Boned and buttered perch does not only describe a way of serving fish. It defines a whole meal that has been popular along the southern shore of Lake Michigan for a century. The small panfish are cooked the way fishermen used to prepare them when South Chicago and Gary, Indiana, still were a kind of fisherman’s paradise. The fillets are lightly breaded in seasoned flour and fried in a skillet. Restaurants used to give diners a choice: whole or boned, plain from the skillet or drizzled with melted butter. Nowadays, the few places that continue to serve them do it only boned and almost always buttered, offering them either by the plate (up to ten) or on an all-you-can-eat plan. The flesh of perch is firm and compact, flaking into tiny sections when prodded with a fork; the meat seems to draw melting butter deep into its crevices, creating unspeakable luxury.
The proper collective noun for multiple perch fillets is mess. Bruce Bilmes photographed this mess in northern Indiana.

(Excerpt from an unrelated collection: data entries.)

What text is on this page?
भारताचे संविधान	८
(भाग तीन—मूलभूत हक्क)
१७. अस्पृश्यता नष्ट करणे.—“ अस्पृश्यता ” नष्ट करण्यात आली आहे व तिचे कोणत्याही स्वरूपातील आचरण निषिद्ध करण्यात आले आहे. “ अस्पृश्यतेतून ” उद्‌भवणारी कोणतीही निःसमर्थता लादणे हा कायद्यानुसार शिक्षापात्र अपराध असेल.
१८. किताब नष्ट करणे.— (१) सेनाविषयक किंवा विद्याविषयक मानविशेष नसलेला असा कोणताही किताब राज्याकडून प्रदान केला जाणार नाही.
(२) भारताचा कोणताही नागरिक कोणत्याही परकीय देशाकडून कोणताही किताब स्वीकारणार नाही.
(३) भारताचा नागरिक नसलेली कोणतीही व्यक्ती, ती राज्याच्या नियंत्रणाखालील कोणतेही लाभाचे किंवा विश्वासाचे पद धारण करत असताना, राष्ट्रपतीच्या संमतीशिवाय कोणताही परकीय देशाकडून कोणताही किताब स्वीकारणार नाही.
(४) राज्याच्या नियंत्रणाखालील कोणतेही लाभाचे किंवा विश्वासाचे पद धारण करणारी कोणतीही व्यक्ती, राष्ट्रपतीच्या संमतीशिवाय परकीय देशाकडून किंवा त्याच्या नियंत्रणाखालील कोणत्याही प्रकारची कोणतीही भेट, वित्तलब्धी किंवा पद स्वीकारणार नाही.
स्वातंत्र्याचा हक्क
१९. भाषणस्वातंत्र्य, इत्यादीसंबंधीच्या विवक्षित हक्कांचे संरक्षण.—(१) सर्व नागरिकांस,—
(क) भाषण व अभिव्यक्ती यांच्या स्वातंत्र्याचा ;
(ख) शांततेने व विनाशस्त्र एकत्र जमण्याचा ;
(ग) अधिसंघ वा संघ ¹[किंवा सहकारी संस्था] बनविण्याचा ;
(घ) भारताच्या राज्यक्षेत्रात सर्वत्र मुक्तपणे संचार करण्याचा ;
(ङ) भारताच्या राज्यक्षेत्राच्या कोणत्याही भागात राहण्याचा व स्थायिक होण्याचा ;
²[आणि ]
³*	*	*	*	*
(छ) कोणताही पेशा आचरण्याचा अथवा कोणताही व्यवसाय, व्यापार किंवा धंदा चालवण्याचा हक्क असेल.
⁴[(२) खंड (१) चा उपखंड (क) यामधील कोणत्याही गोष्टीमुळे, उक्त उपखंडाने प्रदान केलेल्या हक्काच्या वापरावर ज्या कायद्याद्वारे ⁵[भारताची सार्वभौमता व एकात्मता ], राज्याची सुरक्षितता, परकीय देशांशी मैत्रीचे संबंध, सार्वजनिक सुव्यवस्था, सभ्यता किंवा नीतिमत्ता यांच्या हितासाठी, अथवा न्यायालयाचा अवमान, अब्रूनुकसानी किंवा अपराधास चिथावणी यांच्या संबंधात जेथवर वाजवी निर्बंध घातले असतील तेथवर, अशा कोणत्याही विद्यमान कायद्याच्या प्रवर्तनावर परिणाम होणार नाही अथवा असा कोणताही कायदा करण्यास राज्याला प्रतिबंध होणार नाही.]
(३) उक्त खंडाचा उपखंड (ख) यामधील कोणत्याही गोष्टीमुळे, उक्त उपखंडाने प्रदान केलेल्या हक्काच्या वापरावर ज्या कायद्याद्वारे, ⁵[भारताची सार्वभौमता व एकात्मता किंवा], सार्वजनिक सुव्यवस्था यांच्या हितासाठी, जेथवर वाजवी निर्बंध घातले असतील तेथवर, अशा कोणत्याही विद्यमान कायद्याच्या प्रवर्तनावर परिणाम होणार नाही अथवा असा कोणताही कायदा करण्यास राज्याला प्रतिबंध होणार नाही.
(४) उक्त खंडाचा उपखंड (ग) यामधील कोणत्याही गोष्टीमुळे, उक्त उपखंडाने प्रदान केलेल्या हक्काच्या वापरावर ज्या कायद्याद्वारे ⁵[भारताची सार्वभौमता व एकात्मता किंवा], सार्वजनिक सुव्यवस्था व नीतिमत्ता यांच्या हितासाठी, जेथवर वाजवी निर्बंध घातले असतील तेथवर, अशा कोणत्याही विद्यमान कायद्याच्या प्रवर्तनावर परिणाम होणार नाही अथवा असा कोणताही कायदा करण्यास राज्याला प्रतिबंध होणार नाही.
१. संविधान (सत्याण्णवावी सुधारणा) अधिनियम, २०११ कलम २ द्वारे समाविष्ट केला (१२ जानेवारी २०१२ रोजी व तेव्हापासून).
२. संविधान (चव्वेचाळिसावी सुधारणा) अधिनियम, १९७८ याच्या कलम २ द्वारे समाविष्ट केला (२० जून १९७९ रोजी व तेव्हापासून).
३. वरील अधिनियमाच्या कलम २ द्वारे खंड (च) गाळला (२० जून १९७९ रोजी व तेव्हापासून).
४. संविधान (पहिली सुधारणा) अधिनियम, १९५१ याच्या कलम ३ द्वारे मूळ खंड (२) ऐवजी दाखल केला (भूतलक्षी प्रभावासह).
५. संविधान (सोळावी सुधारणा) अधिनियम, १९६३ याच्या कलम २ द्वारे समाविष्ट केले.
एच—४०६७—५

The joy of eating boned and buttered perch includes not only the sublime taste of the fish itself but also the traditional five-relish array at the beginning of the meal—cottage cheese, pickled beets, potato salad, coleslaw, and kidney bean salad—along with such old-school highballs as neat martinis with olives, sweet Manhattans with maraschino cherries, Tom Collinses, and Rob Roys. Every menu that features perch also offers frog legs—another delicacy once appreciated by local fishermen but now more a culinary anachronism.